Не ожидавший такого предложения Толстой на мгновение смутился, но тут же взвесил все и изобразил на лице такое счастье, как будто дождался того, о чём мечтал всю жизнь.
– Мне сорок пять годов, государь, и голова сединою пошла. Добро ведаю: старость честна, да не многолетна. Но ежели был бы я и перед смертным одром, то и тогда пополз бы на четвереньках за рубеж, лишь бы то на корысти было тебе и державе твоей, ваше царское величество.

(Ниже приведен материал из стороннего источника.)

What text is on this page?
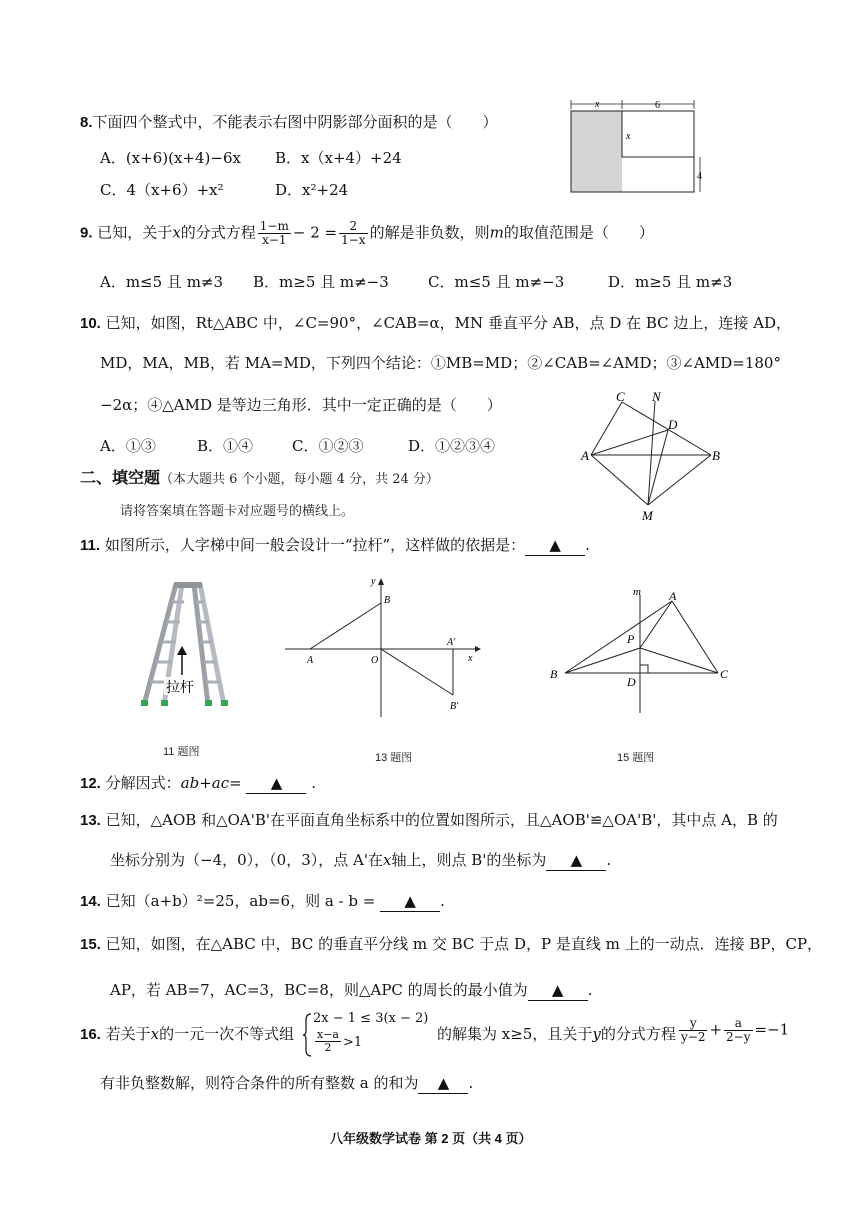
8.下面四个整式中，不能表示右图中阴影部分面积的是（　　）
A．(x+6)(x+4)−6x B．x（x+4）+24
C．4（x+6）+x²	D．x²+24
x	6
x
4
9. 已知，关于x的分式方程 $\frac{1-m}{x-1} - 2 = \frac{2}{1-x}$ 的解是非负数，则m的取值范围是（　　）
A．m≤5 且 m≠3 B．m≥5 且 m≠−3	C．m≤5 且 m≠−3	D．m≥5 且 m≠3
10. 已知，如图，Rt△ABC 中，∠C=90°，∠CAB=α，MN 垂直平分 AB，点 D 在 BC 边上，连接 AD，
MD，MA，MB，若 MA=MD，下列四个结论：①MB=MD；②∠CAB=∠AMD；③∠AMD=180°
−2α；④△AMD 是等边三角形．其中一定正确的是（　　）
A．①③	B．①④	C．①②③	D．①②③④
C N
D
A	B
M
二、填空题（本大题共 6 个小题，每小题 4 分，共 24 分）
请将答案填在答题卡对应题号的横线上。
11. 如图所示，人字梯中间一般会设计一“拉杆”，这样做的依据是： ▲ .
拉杆
11 题图
y
x
B
A	O
A′
B′
13 题图
m A
P
B
D
C
15 题图
12. 分解因式：ab+ac= ▲ .
13. 已知，△AOB 和△OA'B'在平面直角坐标系中的位置如图所示，且△AOB'≌△OA'B'，其中点 A，B 的
坐标分别为（−4，0），（0，3），点 A'在x轴上，则点 B'的坐标为 ▲ .
14. 已知（a+b）²=25，ab=6，则 a - b = ▲ .
15. 已知，如图，在△ABC 中，BC 的垂直平分线 m 交 BC 于点 D，P 是直线 m 上的一动点．连接 BP，CP，
AP，若 AB=7，AC=3，BC=8，则△APC 的周长的最小值为 ▲ .
16. 若关于x的一元一次不等式组
2x − 1 ≤ 3(x − 2)
$\frac{x-a}{2} >1$	的解集为 x≥5，且关于y的分式方程 $\frac{y}{y-2} + \frac{a}{2-y} =-1$
有非负整数解，则符合条件的所有整数 a 的和为 ▲ .
八年级数学试卷 第 2 页（共 4 页）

Он низко поклонился, коснувшись рукою пола, и так оставался до тех пор, пока царь не приказал ему сесть за стол.
– Иль впрямь с собой его взять? – подмигнул Пётр Лефорту и Брюсу. – Сдаётся мне, голова у него хоть и сединою пошла, а умишка и лукавства в ней ещё на десяток хватит вельмож.
Ближние, проглотив обидный намёк, угодливо осклабились:
– Ума палата у Петра Андреевича.
– Кого хошь за пояс заткнёт.
– Нужный человек будет нам за рубежом.
– А коли так, – хлопнул царь ладонью по спине Брюса, – строчи приказ!